Depremden kurtuldular ama çile bitmiyor... Depremzedelerden fare isyanı: Kulaklarımızı yer diye kapatıyoruz
Osmaniye’de depremde evleri yıkıldığı için kendi imkanlarıyla evlerinin yanına çadır kuran bazı depremzedeler, çadırlarına giren fareler nedeniyle tedirgin. Depremzede Ganime Köksal, "Kulaklarımızı yer diye kapatıyoruz böyle, sarıyoruz böyle sıkı sıkı. Ayaklarımızda çorap ile yatıyoruz" dedi.
Osmaniye’de depremde evleri yıkıldığı için kendi imkanlarıyla evlerinin yanına çadır kuran bazı depremzedeler, çadırlarına giren fareler nedeniyle tedirgin. Depremzede Ganime Köksal, "Kulaklarımızı yer diye kapatıyoruz böyle, sarıyoruz böyle sıkı sıkı. Ayaklarımızda çorap ile yatıyoruz. Kediden de büyüğü var, küçüğü de var. Küçükler düşüyor, büyükler düşmüyor. Fak koyuyorsun, fakı da götürüyor" dedi.
Osmaniye’nin Dr. İhsan Göknel Mahallesi’nde evleri depremde yıkılan birkaç aile, kendi imkanlarıyla kurdukları çadırlara giren farelerden şikayetçi. Depremzede Ganime Köksal, çadırda yaşadıkları fare sorununu şöyle anlattı:
"GEÇİM SAĞLADIĞIM İNEĞİMİ SATTIM, ÇADIRIMI ALDIM"
"Depremden kurtulduk ama yağmurdan, doludan, fareden çoluk çocuk yatamıyor gece. İlaç aldık, bantlara düştü. Büyükler düşmüyor, cikil cikil ötüşüyor. Çadırları kendi imkanlarımızla yaptık. İki ineğim vardı, sattım. Hazır geçim sağladığım ineğimi sattım, çadırımı aldım. Ben o kadar korkmuyorum ama iki tane torun var, bir gelin var. Onlar hiç fare mi görmüş, apartmanda oturuyorlardı, şimdi çadırda kalıyorlar. Dayanamıyorlar. ‘Anneanne, babaanne korkuyoruz’ diyorlar. 'Korkuyoruz diyorsanız çaresine bakarız' dedim, bir yapıştırıcı aldım, onun cikiltisinden de uyanıyoruz. Kedi miyavlıyor sandım ben önce. 30 tane civcivimi kafese alıyorum akşam, civcivleri yiyor. Isırırsa bir de kuduz aşısına gideriz.

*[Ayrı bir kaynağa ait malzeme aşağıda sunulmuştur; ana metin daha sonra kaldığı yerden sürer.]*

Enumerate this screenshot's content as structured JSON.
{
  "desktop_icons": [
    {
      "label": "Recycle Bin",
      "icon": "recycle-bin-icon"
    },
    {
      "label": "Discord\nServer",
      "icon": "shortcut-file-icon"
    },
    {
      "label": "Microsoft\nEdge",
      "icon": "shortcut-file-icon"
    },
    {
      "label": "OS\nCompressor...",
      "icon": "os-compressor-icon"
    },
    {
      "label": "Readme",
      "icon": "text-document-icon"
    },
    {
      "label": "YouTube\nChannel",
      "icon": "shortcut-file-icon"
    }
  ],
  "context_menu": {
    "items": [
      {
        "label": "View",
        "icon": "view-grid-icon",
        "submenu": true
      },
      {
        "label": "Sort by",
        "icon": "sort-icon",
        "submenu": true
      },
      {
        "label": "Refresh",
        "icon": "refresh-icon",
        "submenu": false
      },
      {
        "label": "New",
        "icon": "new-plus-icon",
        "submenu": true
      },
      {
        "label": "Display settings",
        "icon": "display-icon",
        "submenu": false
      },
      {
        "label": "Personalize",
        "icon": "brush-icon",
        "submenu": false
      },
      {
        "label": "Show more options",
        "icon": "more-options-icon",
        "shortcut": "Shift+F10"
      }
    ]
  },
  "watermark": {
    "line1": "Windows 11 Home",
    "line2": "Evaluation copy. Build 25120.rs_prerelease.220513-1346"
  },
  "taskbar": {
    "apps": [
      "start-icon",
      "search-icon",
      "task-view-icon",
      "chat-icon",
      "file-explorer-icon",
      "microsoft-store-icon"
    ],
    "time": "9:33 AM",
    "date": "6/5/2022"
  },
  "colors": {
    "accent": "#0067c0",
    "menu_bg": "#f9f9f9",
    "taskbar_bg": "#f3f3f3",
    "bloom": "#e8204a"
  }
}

“KULAKLARIMIZI YER DİYE KAPATIYORUZ”
Kulaklarımızı yer diye kapatıyoruz böyle, sarıyoruz böyle sıkı sıkı. Ayaklarımızda çorap ile yatıyoruz. Kediden de büyüğü var, küçüğü de var. Küçükler düşüyor, büyükler düşmüyor. Fak koyuyorsun, fakı da götürüyor. Adam çadırı bekliyor ya zaten çadıra girmesin diye değnekle kovalıyor. Hayvanlar aç, biz aç, ne olacak? Koyunumuz var, birini kestik yeme amacıyla. Kaç tane kaldı bilmiyorum. Üç tanede keçi var. Alamıyorum, neyle alayım? Yemcinin yem yeri, borca alıyorduk, o da enkaza gitmiş."
“SES ÇIKARTMAZSAK KAÇMIYORLAR, AYAĞIMIZIN DİBİNDE DOLANIYORLAR SÜREKLİ”
Depremzede Melike Dönem ise şunları söyledi:
"Fare ile gerçekten sıkıntımız çok büyük. Büyük çadırda kalıyoruz, sadece sobamız orada var. Diğer çadırlarımızda gerçekten çok soğuk. Fare ile geçen koyun koyuna yattım. Sürekli ‘kışt kışt’ diye geziyoruz artık ortada, o kadar. Ses çıkartmazsak kaçmıyorlar, ayağımızın dibinde dolanıyorlar sürekli. Bakım yapamıyorum; tuvalet, banyomuz yok. Her gün komşuya gitmekten artık bıkmış durumdayım. Lavabo, tuvalet, hiçbiri yok ki. Mikroba geliyor zaten fare de. Yani gerçekten şu an çok sıkıntılı bir durumdayız. İki aydır bunu yaşıyoruz. 500 yıl kadar geriye gittim, gerçekten 500 yıl kadar geriye gittim. Artık bu yaşantıya alışır oldum. Bu mikroba alışır oldum. Çok rezil bir yaşam, kimseye tavsiye etmiyorum gerçekten. Allah kimsenin başına vermesin."